In Daschle's DC, Money Doesn't Talk, It Swears

Under Obama, influence peddling may be on the way out
By Gabriel Winant,  Newser Staff
Posted Feb 4, 2009 3:15 PM CST
In Daschle's DC, Money Doesn't Talk, It Swears
In this April 22, 2008 file photo, former Senate Majority Leader Tom Daschle, left, followed by current Senate Minority Leader Mitch McConnell of Ky., right, smiles on Capitol Hill in Washington.   (AP Photo/Susan Walsh, File )

It’s not your parents’ Washington anymore. DC used to be a cultural and social backwater, but no longer, writes Norman Ornstein for the New Republic. The “sheer amount of money sloshing around” the capital destroyed Tom Daschle's bid to head HHS nominee; he got "caught up in a system that is becoming more difficult to keep on the straight and narrow.”
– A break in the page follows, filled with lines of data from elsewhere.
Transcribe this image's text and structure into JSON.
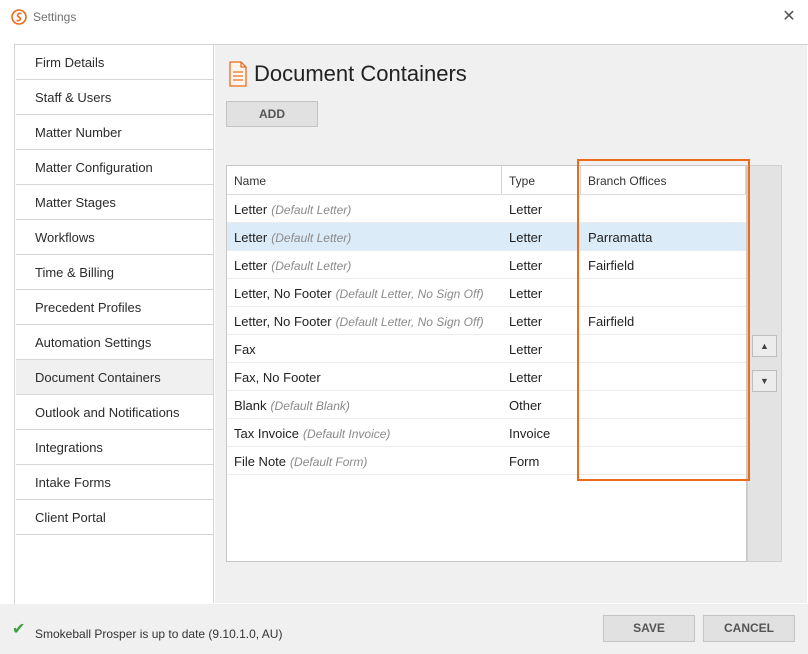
{
  "window": {
    "title": "Settings",
    "close_glyph": "✕",
    "logo_icon": "smokeball-logo",
    "accent_color": "#ea6b1c"
  },
  "sidebar": {
    "items": [
      {
        "label": "Firm Details"
      },
      {
        "label": "Staff & Users"
      },
      {
        "label": "Matter Number"
      },
      {
        "label": "Matter Configuration"
      },
      {
        "label": "Matter Stages"
      },
      {
        "label": "Workflows"
      },
      {
        "label": "Time & Billing"
      },
      {
        "label": "Precedent Profiles"
      },
      {
        "label": "Automation Settings"
      },
      {
        "label": "Document Containers"
      },
      {
        "label": "Outlook and Notifications"
      },
      {
        "label": "Integrations"
      },
      {
        "label": "Intake Forms"
      },
      {
        "label": "Client Portal"
      }
    ],
    "active_index": 9
  },
  "main": {
    "title": "Document Containers",
    "title_icon": "document-icon",
    "add_label": "ADD",
    "table": {
      "columns": [
        "Name",
        "Type",
        "Branch Offices"
      ],
      "rows": [
        {
          "name": "Letter",
          "default": "(Default Letter)",
          "type": "Letter",
          "branch": ""
        },
        {
          "name": "Letter",
          "default": "(Default Letter)",
          "type": "Letter",
          "branch": "Parramatta"
        },
        {
          "name": "Letter",
          "default": "(Default Letter)",
          "type": "Letter",
          "branch": "Fairfield"
        },
        {
          "name": "Letter, No Footer",
          "default": "(Default Letter, No Sign Off)",
          "type": "Letter",
          "branch": ""
        },
        {
          "name": "Letter, No Footer",
          "default": "(Default Letter, No Sign Off)",
          "type": "Letter",
          "branch": "Fairfield"
        },
        {
          "name": "Fax",
          "default": "",
          "type": "Letter",
          "branch": ""
        },
        {
          "name": "Fax, No Footer",
          "default": "",
          "type": "Letter",
          "branch": ""
        },
        {
          "name": "Blank",
          "default": "(Default Blank)",
          "type": "Other",
          "branch": ""
        },
        {
          "name": "Tax Invoice",
          "default": "(Default Invoice)",
          "type": "Invoice",
          "branch": ""
        },
        {
          "name": "File Note",
          "default": "(Default Form)",
          "type": "Form",
          "branch": ""
        }
      ],
      "selected_row": 1
    },
    "move_up_glyph": "▲",
    "move_down_glyph": "▼"
  },
  "footer": {
    "status_icon": "checkmark-icon",
    "status_glyph": "✔",
    "status_text": "Smokeball Prosper is up to date (9.10.1.0, AU)",
    "save_label": "SAVE",
    "cancel_label": "CANCEL"
  }
}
Daschle followed a well-worn path from apparently selfless public service to influence-trading riches, notes the Washington Post. If Ornstein’s old, poor Washington was DC 1.0, and rich, corrupt Washington was version 2.0, then Daschle’s demise may signal the transition to honest 3.0. “In some ways, this is a warning signal to the city that the rules are changing,” says a good-government advocate.